The minor is open to all students and is intended to open educational and career opportunities for students who have an interest in the scientific study of aging. The program is appropriate for students who want to more fully understand the aging process as it relates to the individual and society from the health perspective. The program is structured for students without previous experience or training in aging and health, yet could also be combined with complementary programs to prepare students for health careers and graduate training.

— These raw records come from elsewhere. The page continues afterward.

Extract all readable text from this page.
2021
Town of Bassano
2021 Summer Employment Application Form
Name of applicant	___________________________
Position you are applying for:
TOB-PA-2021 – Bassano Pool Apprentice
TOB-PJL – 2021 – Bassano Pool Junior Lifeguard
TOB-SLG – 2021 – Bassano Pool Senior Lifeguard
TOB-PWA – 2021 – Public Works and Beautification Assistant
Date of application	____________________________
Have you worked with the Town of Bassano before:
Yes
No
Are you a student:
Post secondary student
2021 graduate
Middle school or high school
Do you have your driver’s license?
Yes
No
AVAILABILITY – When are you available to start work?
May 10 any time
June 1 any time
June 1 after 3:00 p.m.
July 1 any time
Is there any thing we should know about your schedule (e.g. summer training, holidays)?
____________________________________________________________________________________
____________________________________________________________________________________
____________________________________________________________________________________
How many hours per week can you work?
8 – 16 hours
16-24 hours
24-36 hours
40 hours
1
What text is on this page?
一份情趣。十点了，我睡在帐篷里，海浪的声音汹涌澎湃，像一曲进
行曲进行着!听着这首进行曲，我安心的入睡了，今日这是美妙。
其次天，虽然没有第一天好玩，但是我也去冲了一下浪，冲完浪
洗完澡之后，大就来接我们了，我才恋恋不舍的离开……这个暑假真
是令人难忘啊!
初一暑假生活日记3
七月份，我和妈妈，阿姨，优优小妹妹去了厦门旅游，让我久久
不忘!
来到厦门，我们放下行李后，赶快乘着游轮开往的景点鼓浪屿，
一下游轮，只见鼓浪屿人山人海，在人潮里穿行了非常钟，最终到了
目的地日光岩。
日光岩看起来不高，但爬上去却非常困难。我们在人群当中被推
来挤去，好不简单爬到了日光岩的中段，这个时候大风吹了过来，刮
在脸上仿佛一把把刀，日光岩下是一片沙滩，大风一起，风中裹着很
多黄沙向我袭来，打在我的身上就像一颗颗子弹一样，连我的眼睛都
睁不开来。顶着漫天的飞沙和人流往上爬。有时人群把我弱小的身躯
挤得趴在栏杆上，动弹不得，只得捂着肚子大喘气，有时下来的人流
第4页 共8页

Qualified students may complete an academic minor. To declare a minor, the student must be a degree candidate who has earned no fewer than 24 earned credits, with a minimum cumulative grade point average of 2.000 and a minimum 2.500 grade point average in the major. Approved minors consist of at least 18 credits, of which at least 9 must be at the upper division (300‐400) level and may only be counted toward the minor. A college may define electives that are permitted to be used towards the minor. A department offering a minor may establish other requirements beyond these minimal requirements. Entry into courses with the PSY designation will generally require a 2.75 cumulative GPA or higher, unless otherwise approved. Entry into courses with the LCE designation will require a 3.00 overall GPA or higher.
Application for admission should be made to the Director of the Gerontology Center or Program Coordinator. Course substitutions are at the discretion of the Center Director or Program Coordinator. Non-degree candidates may enroll in individual courses with approval.
A minor must be completed at the time of the degree and will be so noted on the student’s transcript. A student cannot be readmitted to the University to complete only a minor.